Oscar de la Renta passed away in 2014 however his brand and legacy continue to thrive to this day. His designs continue to be used and adored by celebrities and well-known personalities.
One of the famous international Latino sensations is guitarist Carlos Santana (1947-). He grew up in Tijuana, but in 1961 he moved to San Francisco, California where he began his musical career playing the guitar in a variety of bands. That is, until 1966 when he formed the Santana Blues Band, which later became Santana.
Due to his expert guitar playing and stunning musical collaborations, Carlos Santana became one of the most popular musicians of the 1970s. He then had a resurgence in the late 1990s, thanks to his album “Sobrenatural”, which won 8 Grammy Awards.
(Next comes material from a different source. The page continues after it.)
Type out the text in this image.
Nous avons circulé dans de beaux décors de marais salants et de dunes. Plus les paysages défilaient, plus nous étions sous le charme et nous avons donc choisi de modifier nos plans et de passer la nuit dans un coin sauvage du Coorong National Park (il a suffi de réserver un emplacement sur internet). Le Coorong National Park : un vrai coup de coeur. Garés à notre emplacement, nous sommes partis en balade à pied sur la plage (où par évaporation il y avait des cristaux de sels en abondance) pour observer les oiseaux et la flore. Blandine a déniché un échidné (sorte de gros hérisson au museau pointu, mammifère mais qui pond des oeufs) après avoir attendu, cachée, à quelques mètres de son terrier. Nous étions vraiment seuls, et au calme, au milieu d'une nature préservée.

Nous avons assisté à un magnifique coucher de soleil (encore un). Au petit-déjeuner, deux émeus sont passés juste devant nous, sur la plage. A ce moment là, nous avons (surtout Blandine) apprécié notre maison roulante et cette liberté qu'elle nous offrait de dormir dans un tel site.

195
The award-winning journalist Jorge Ramos is among the most influential Latinos in the US thanks to his work as a news anchor and author. At 28 years old, Ramos joined Univision and became one of the youngest news anchors on Hispanic television in the US. Since then, his career has flourished while he covered pivotal historical events, including the fall of the Berlin Wall, the disintegration of the former Soviet Union, 9/11 and Hurricane Katrina. Over his very successful career, he won 10 Emmy Awards and published 13 books on matters of national and international importance.
Junot Diaz (1968-) is another famous Latino on our list that has stood out in the field of literature. He was born in Santo Domingo, Dominican Republic but at the age of seven moved with his family to New Jersey. In the 1990s, he began a successful literary career for which he won the Guggenheim Fellowship in 1999, and the Pulitzer Prize in 2008. Diaz is currently working as a creative writing teacher and is an activist against police brutality in the US.
Another famous Latino who achieved great international recognition is Tito Puente (1923-2000), also known as “Rey de los timbales”. He was born in New York in 1923, into a Puerto Rican family that prompted him to take piano and percussion lessons as a child. Later he entered one of the most prestigious music schools in the US, Julliard, and within a few years, began his musical career with his mambo shows.
Puente dabbled in other sounds, like salsa and jazz, and continued making records and playing concerts for the rest of his life. He passed away in June 2000 at the age of 77, but his music and vibrant personality are still remembered by millions of Latinos around the world.
As you can see, the famous Latinos that make up the SABEResPODER list have left a deep mark in American history. All of them are, without a doubt, an example to follow for the new generations of Latinos to come.
Who else would you add to this list?